Uruguay Govt. Cuts Gasoline 12%, Promotes VNG
Uruguay's government has cut gasoline prices by an average of 12% as a result of a drop in the international oil price and the stabilization of the exchange rate, industry, energy and mining minister Pedro Bordaberry told reporters.
If oil prices continue to fall and the exchange rate remains stable, further gasoline price cuts would follow, Bordaberry said. The government left diesel prices unchanged to reduce the difference between the two types of fuel, he said. As well as promoting consumption of gasoline in the short term to mop up surplus production at state oil company Ancap, the government is also keen to reduce the subsidies on diesel and encourage consumers to switch instead from gasoline to natural gas.
The price cuts will reduce Ancap revenues by some US$32mn this year, Ancap president Jorge Sanguinetti said. As previously agreed, he confirmed that Ancap will not contribute any profits to the government coffers this year. But the minister added that this is part of "preparing Ancap to face up to its future" as its monopoly on oil refining and production is slowly dismantled.
The cuts are part of the overall strategy of promoting vehicular natural gas (VNG), which the government is just starting. Bordaberry announced plans to send a bill to congress that would impose the same tax regime on vehicular natural gas (VNG) as is currently applied to gasoline, and has also asked the regulator, Ursea, to draw up regulations governing the usage of VNG within 90-120 days.

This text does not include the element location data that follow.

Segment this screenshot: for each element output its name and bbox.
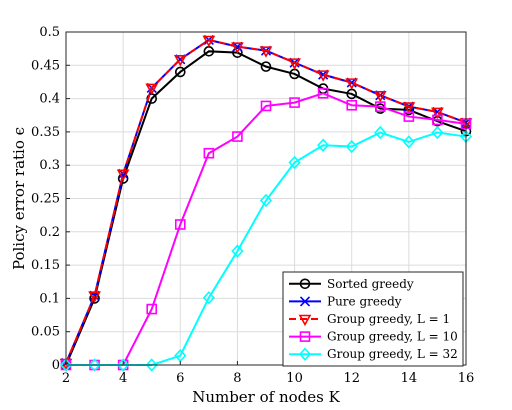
data-point <box>403 111 415 122</box>
series-3 <box>59 35 473 371</box>
data-point <box>260 100 272 112</box>
data-point <box>288 155 301 170</box>
y-axis-label-text: Policy error ratio ϵ <box>10 127 28 270</box>
y-tick-label: 0.35 <box>31 125 60 140</box>
data-point <box>402 135 415 149</box>
data-point <box>173 55 187 67</box>
legend-item: Pure greedy <box>289 294 402 308</box>
legend-item: Group greedy, L = 1 <box>289 312 450 327</box>
data-point <box>116 169 130 182</box>
y-tick-label: 0.4 <box>39 92 60 107</box>
series-line <box>65 50 467 366</box>
legend-item: Sorted greedy <box>289 277 414 291</box>
data-point <box>431 107 444 120</box>
y-tick-label: 0.3 <box>39 158 60 173</box>
data-point <box>259 46 273 58</box>
data-point <box>88 358 101 372</box>
data-point <box>260 61 272 72</box>
legend-swatch-marker <box>298 347 312 361</box>
x-axis-label: Number of nodes K <box>192 388 340 406</box>
legend-label: Group greedy, L = 1 <box>327 312 450 326</box>
x-tick-label: 16 <box>458 371 475 386</box>
data-point <box>402 102 416 114</box>
data-point <box>232 47 243 58</box>
legend-item: Group greedy, L = 32 <box>289 347 458 361</box>
x-tick-label: 14 <box>401 371 418 386</box>
x-tick-labels: 2 4 6 8 10 12 14 16 <box>62 361 474 386</box>
y-tick-label: 0.2 <box>39 225 60 240</box>
x-tick-label: 2 <box>62 371 70 386</box>
legend-item: Group greedy, L = 10 <box>289 330 458 344</box>
data-point <box>231 244 244 258</box>
data-point <box>174 66 186 78</box>
x-tick-label: 12 <box>343 371 360 386</box>
data-point <box>346 99 358 111</box>
data-point <box>374 101 386 112</box>
data-point <box>317 87 329 99</box>
data-point <box>317 138 330 152</box>
data-point <box>146 303 158 315</box>
data-point <box>345 78 359 90</box>
legend-label: Sorted greedy <box>327 277 414 291</box>
legend-swatch-marker <box>299 296 311 307</box>
y-tick-label: 0.45 <box>31 58 60 73</box>
y-tick-label: 0.5 <box>39 25 60 40</box>
data-point <box>316 70 330 82</box>
data-point <box>403 104 415 116</box>
y-tick-label: 0.15 <box>31 258 60 273</box>
data-point <box>373 90 387 103</box>
series-line <box>65 38 467 364</box>
data-point <box>145 358 158 372</box>
x-tick-label: 10 <box>286 371 303 386</box>
x-axis-label-text: Number of nodes K <box>192 388 340 406</box>
x-tick-label: 8 <box>233 371 241 386</box>
data-point <box>203 147 215 159</box>
data-point <box>88 291 101 303</box>
legend-label: Group greedy, L = 32 <box>327 347 458 361</box>
data-point <box>117 358 130 372</box>
data-point <box>431 125 444 140</box>
series-4 <box>60 87 472 371</box>
y-tick-label: 0.25 <box>31 192 60 207</box>
y-tick-label: 0.05 <box>31 325 60 340</box>
legend-swatch-marker <box>299 278 311 290</box>
data-point <box>374 125 387 140</box>
data-point <box>432 114 443 126</box>
legend: Sorted greedy Pure greedy Group greedy, L … <box>282 271 464 367</box>
data-point <box>145 83 159 96</box>
data-point <box>202 291 215 305</box>
y-axis-label: Policy error ratio ϵ <box>10 127 28 270</box>
y-tick-label: 0 <box>52 358 60 373</box>
data-point <box>289 97 300 108</box>
y-tick-label: 0.1 <box>39 291 60 306</box>
legend-label: Pure greedy <box>327 294 402 308</box>
y-tick-labels: 0 0.05 0.1 0.15 0.2 0.25 0.3 0.35 0.4 0.45 0.5 <box>31 25 70 373</box>
x-tick-label: 4 <box>119 371 127 386</box>
data-point <box>288 58 301 70</box>
data-point <box>345 139 358 154</box>
legend-swatch-marker <box>298 314 312 327</box>
legend-swatch-marker <box>299 331 311 342</box>
data-point <box>59 358 73 372</box>
data-point <box>259 193 273 208</box>
legend-label: Group greedy, L = 10 <box>327 330 458 344</box>
data-point <box>174 219 186 230</box>
x-tick-label: 6 <box>176 371 184 386</box>
series-line <box>66 92 467 366</box>
data-point <box>231 42 244 54</box>
data-point <box>202 35 216 48</box>
data-point <box>232 131 243 142</box>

Alain Saclier, president of natural gas distributor Gaseba, told BNamericas that VNG would not be competitive if it is burdened with the same tax level as gasoline, and suggested the natural gas industry would lobby to have a previous law passed in May 2002 maintained, which established a lower tax level applied to diesel. The government is very keen to promote the use of natural gas as an essential part of the energy matrix, national energy director Alvaro Bermudez told BNamericas.
For example, existing free access rules make it easy for a bus company that consumes more than 5,000 cubic meters a year to become an unregulated consumer and buy gas directly from the source at very reasonable prices, he explained. Liquefied petroleum gas (LPG) prices also remain unchanged, as the government is still examining the strategy for that type of fuel, the minister said. In 1974, the use of LPG in vehicles was banned because a government subsidy intended to reduce the cost of LPG for domestic use made the fuel much cheaper than gasoline. As consumers took advantage of the subsidy and switched to their cars to use LPG, tax revenues suffered.